Until last month, monkeypox had not caused sizeable outbreaks beyond Africa. Scientists haven’t found any major genetic changes in the virus and a leading adviser to WHO said last month the surge of cases in Europe was likely tied to sexual activity among gay and bisexual men at two raves in Spain and Belgium.

To date, the U.S. Centers for Disease Control and Prevention has confirmed more than 3,300 cases of monkeypox in 42 countries where the virus hasn’t been typically seen. More than 80% of cases are in Europe. Meanwhile, Africa has already seen more than 1,400 cases this year, including 62 deaths.

David Fidler, a senior fellow in global health at the Council on Foreign Relations, said WHO’s newfound attention to monkeypox amid its spread beyond Africa could inadvertently worsen the divide between rich and poor countries seen during COVID-19.

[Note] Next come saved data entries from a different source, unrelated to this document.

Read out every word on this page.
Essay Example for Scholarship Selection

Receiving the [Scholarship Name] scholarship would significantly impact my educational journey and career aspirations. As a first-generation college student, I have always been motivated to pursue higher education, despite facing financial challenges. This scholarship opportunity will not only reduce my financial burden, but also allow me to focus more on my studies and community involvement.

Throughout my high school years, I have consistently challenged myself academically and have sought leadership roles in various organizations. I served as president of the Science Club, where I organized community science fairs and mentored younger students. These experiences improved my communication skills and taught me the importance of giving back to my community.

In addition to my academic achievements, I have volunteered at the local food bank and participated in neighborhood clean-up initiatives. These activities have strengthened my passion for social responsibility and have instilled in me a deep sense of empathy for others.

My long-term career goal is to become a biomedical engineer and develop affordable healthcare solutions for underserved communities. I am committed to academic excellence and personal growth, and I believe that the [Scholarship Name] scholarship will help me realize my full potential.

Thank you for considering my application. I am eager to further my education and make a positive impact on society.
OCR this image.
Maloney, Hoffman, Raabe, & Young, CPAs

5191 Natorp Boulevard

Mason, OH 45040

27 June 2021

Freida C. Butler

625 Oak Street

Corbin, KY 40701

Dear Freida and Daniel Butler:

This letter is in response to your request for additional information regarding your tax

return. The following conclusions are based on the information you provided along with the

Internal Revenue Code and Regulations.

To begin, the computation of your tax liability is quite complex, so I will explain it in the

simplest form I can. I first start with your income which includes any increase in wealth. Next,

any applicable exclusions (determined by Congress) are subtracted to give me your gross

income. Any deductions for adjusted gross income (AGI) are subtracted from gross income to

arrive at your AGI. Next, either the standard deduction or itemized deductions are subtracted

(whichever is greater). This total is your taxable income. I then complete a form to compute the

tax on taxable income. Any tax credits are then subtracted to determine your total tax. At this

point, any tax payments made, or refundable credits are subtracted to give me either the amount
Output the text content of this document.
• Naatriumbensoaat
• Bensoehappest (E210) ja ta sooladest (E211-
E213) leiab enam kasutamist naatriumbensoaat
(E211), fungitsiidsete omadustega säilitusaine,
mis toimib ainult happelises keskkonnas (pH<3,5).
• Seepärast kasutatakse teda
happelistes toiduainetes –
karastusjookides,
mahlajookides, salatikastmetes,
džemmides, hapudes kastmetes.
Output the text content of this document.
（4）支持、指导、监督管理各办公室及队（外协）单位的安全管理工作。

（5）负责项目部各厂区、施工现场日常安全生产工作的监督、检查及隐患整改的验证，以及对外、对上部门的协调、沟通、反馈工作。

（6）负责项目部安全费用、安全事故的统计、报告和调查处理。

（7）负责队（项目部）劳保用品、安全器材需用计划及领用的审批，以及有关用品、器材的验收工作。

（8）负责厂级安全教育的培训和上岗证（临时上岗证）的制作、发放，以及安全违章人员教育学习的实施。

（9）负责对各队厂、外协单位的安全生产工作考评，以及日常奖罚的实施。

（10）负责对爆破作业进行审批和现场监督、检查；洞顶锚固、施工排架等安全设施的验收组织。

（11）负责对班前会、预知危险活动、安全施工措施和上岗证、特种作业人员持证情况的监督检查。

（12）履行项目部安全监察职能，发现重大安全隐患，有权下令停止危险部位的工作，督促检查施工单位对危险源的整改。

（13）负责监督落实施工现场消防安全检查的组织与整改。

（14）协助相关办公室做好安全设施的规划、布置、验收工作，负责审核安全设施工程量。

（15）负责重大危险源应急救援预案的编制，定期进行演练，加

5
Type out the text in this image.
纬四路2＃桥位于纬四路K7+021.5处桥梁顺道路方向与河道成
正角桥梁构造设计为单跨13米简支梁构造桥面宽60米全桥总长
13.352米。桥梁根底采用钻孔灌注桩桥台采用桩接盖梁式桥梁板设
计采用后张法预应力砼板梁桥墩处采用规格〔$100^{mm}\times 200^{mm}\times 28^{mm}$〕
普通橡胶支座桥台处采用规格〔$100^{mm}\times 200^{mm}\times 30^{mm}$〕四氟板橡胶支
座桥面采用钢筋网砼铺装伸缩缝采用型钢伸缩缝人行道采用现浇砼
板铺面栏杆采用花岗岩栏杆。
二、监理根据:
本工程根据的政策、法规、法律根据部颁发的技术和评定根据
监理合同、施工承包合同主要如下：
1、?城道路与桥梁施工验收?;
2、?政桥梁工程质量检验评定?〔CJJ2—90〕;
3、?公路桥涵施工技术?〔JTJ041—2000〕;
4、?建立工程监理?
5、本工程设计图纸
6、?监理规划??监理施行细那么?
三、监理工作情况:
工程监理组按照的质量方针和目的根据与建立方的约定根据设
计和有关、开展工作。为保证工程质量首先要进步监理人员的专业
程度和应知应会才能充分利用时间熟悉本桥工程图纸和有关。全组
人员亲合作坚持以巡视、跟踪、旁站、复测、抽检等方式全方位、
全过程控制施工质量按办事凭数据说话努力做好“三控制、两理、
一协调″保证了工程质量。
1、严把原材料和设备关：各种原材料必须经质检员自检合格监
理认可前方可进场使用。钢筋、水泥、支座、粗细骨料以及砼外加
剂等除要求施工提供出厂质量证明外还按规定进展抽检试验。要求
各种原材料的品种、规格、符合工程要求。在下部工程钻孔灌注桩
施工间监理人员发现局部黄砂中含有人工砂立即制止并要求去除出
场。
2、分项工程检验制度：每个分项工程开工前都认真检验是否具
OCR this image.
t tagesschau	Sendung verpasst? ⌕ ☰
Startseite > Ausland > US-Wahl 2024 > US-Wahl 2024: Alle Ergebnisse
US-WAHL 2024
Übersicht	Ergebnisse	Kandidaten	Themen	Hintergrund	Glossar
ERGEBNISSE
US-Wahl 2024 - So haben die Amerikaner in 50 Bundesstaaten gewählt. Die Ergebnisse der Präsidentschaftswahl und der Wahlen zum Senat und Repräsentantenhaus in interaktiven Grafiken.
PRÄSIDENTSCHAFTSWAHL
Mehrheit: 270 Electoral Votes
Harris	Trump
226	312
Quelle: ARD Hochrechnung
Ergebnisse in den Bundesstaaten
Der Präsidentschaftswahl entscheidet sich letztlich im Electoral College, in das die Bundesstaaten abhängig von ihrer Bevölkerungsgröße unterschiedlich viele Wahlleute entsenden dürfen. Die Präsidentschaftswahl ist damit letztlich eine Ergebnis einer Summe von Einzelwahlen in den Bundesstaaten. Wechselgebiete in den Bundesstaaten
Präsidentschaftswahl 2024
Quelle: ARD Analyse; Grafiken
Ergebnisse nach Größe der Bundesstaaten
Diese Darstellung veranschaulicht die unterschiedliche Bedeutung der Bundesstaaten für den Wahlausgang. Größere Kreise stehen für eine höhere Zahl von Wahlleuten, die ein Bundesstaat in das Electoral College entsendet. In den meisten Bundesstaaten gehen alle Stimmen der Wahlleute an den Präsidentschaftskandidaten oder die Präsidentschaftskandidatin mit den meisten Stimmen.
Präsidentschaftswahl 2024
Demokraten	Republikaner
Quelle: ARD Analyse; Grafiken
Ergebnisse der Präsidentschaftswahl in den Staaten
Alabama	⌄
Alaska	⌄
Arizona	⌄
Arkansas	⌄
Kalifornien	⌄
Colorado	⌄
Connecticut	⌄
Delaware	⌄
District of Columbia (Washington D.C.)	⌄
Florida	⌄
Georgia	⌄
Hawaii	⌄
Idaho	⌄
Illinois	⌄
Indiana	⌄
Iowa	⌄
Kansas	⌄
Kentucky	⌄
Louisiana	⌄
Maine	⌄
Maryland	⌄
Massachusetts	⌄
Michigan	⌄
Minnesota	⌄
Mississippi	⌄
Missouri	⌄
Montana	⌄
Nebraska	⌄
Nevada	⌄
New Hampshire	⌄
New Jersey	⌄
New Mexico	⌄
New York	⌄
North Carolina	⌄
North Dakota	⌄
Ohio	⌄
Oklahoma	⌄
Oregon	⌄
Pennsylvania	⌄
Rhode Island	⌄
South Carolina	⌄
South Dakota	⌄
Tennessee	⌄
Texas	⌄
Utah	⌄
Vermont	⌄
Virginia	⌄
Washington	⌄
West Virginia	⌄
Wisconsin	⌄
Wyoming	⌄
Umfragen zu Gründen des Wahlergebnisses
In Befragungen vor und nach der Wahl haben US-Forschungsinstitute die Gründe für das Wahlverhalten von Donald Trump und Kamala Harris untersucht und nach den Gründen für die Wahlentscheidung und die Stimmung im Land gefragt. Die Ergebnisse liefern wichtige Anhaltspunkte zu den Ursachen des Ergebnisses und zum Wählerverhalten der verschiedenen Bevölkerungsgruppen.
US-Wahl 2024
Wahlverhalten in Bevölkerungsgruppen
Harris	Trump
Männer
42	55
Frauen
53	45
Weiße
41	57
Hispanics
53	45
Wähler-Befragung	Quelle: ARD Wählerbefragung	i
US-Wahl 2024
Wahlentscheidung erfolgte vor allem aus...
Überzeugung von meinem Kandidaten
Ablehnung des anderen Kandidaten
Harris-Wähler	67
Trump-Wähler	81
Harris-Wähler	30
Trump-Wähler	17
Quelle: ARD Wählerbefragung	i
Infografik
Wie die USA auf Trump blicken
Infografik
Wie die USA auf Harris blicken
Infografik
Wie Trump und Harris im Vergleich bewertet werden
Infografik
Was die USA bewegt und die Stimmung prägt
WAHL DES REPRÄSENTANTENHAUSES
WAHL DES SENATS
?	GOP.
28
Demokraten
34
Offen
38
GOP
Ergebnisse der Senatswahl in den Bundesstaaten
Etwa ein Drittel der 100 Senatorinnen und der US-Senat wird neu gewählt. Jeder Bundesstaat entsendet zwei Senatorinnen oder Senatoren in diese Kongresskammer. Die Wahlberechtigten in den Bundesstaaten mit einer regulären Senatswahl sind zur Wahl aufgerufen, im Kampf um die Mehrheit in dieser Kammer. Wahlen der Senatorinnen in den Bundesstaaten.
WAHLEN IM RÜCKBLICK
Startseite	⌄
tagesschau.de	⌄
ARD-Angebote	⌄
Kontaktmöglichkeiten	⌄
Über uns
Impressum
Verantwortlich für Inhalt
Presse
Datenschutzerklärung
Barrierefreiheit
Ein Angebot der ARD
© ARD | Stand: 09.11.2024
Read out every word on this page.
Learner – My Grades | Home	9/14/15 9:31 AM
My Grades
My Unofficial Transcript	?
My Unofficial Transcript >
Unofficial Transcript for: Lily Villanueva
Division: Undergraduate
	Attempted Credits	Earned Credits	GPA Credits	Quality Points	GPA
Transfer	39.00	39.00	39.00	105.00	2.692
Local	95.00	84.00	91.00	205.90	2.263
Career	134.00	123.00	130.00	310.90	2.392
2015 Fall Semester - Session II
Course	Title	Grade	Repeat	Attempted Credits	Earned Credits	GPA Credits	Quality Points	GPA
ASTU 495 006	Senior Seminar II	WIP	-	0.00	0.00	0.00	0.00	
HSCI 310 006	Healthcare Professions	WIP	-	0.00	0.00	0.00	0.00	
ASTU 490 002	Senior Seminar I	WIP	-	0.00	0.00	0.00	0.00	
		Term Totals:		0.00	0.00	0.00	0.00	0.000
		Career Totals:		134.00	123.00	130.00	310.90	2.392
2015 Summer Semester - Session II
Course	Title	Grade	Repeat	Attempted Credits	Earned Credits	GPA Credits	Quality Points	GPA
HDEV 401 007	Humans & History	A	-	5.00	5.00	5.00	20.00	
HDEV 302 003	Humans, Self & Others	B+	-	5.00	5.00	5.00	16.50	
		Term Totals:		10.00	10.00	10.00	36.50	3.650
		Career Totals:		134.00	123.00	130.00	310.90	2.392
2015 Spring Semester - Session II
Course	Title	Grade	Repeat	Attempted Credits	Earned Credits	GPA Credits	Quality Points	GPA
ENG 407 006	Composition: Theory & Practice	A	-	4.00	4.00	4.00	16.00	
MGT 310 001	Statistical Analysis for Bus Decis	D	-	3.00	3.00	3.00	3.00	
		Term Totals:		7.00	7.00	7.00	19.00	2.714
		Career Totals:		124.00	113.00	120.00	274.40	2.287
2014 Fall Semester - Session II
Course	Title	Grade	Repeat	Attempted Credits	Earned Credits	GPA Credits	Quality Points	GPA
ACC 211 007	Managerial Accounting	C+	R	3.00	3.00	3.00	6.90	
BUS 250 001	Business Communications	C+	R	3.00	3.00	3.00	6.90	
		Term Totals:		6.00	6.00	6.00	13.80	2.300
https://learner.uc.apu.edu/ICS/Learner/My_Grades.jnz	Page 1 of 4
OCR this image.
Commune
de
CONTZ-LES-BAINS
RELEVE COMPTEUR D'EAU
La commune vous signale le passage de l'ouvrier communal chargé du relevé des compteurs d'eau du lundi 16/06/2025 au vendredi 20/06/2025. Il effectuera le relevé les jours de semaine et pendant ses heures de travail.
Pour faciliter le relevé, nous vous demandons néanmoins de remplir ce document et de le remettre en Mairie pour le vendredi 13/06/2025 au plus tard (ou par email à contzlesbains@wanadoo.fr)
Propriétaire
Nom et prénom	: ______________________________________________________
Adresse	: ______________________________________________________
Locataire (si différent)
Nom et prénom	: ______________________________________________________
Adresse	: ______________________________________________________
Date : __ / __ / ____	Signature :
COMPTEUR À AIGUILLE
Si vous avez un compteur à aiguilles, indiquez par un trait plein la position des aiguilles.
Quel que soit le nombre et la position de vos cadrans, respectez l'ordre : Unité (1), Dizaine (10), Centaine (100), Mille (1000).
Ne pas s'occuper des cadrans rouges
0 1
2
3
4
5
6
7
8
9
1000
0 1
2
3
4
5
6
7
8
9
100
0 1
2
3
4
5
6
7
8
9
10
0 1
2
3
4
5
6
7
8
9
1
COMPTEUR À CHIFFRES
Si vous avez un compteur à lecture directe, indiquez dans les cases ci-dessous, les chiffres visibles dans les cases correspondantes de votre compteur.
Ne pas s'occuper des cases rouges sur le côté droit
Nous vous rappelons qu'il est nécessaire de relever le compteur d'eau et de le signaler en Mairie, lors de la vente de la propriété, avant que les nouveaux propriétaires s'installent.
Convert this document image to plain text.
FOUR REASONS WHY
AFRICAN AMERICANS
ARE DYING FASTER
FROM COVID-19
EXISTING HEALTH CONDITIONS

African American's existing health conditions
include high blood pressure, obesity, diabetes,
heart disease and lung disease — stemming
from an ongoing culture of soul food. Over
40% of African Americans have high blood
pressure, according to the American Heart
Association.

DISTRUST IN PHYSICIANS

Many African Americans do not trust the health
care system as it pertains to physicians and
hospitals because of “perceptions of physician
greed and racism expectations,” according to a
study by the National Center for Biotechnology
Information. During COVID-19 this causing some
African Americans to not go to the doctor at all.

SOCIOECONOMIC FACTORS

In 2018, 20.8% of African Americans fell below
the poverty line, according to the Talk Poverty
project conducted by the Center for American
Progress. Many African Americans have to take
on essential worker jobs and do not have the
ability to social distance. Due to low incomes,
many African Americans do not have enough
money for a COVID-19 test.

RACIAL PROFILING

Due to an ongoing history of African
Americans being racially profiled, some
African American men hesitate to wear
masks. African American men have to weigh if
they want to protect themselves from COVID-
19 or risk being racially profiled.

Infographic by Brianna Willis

“There may be legitimate reasons why WHO only raised the alarm when monkeypox spread to rich countries, but to poor countries, that looks like a double standard,” Fidler said. He said the global community was still struggling to ensure the world’s poor were vaccinated against the coronavirus and that it was unclear if Africans even wanted monkeypox vaccines, given competing priorities like malaria and HIV.

“Unless African governments specifically ask for vaccines, it might be a bit patronizing to send them because it’s in the West’s interest to stop monkeypox from being exported,” Fidler said.

WHO has also proposed creating a vaccine-sharing mechanism to help affected countries, which could see doses go to rich countries like Britain, which has the biggest monkeypox outbreak beyond Africa — and recently widened its use of vaccines.

To date, the vast majority of cases in Europe have been in men who are gay or bisexual, or other men who have sex with men, but scientists warn anyone in close contact with an infected person or their clothing or bedsheets is at risk of infection, regardless of their sexual orientation. People with monkeypox often experience symptoms like fever, body aches and a rash; most recover within weeks without needing medical care.

Even if WHO announces monkeypox is a global emergency, it’s unclear what impact that might have.

In January 2020, WHO declared that COVID-19 was an international emergency. But few countries took notice until March, when the organization described it as a pandemic, weeks after many other authorities did so. WHO was later slammed for its multiple missteps throughout the pandemic, which some experts said might be prompting a quicker monkeypox response.

“After COVID, WHO does not want to be the last to declare monkeypox an emergency,” said Amanda Glassman, executive vice president at the Center for Global Development. “This may not rise to the level of a COVID-like emergency, but it is still a public health emergency that needs to be addressed.”

Salim Abdool Karim, an epidemiologist and vice chancellor at the University of KwaZulu-Natal in South Africa, said WHO and others should be doing more to stop monkeypox in Africa and elsewhere, but wasn’t convinced that a global emergency declaration would help.

“There is this misplaced idea that Africa is this poor, helpless continent, when in fact, we do know how to deal with epidemics,” said Abdool Karim. He said that stopping the outbreak ultimately depends on things like surveillance, isolating patients and public education.

“Maybe they need vaccines in Europe to stop monkeypox, but here, we have been able to control it with very simple measures,” he said.